Has it been tough for your kids to grow up in a conservative area? Tennessee is home of the “Don’t Say Gay” bill, which proposed banning teachers from discussing homosexuality in the classroom.
That was a huge deal. My kids came home to talk about it a lot. But, this is a great community for my kids and the families here have been so supportive. It’s a double-edged sword because it is great for the kids, but it’s horrible for gay men to date in Nashville. I sacrifice my lifestyle a lot for them. We didn’t teach our kids that gay was bad. They learned it in school. When I came out to them, it was a challenge because of what they were taught. It’s one of my biggest fears that they will grow up hating me. I just want them to grow up happy and healthy.
You’ve gotten pretty involved in the fight against gay bullying.
I’m headlining a show from March 29 to 31 in Murfreesboro, Tenn. on anti-bullying called Bully This. Once I got involved in that, someone set me up to also speak at a conference. It’s called Bully-Free Tennessee. It’s free to all students, educators and allies. They asked, “do you want to come perform comedy?” And I was like “have you seen me perform comedy?” They asked me do 45 minutes on gay bullying, and I feel so honored to do it. I hope I can stop crying long enough to write 45 minutes worth of material for it.

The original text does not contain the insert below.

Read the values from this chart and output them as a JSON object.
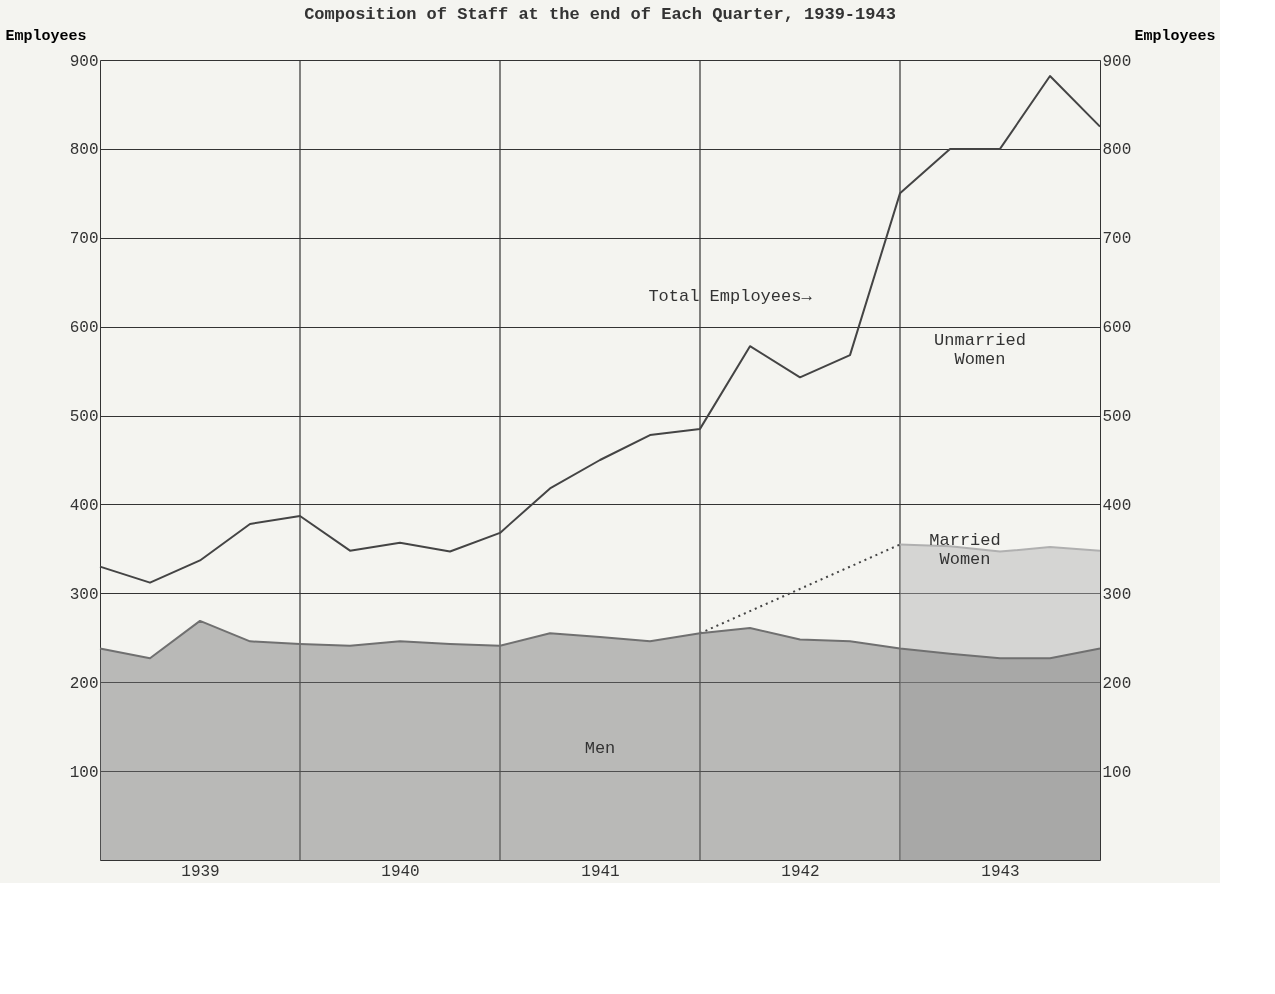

I’m so excited to get involved.
You’re playing Homo Comicus, an all-gay show here in New York. Does your material change for gay audiences?
Not really. I do tiptoe around God a lot around here in Tennessee. I have a joke about going to church for the first time and eating a Krispy Kreme donut. I talked about the cream being what Jesus Christ’s semen tastes like. That joke isn’t popular in Tennessee.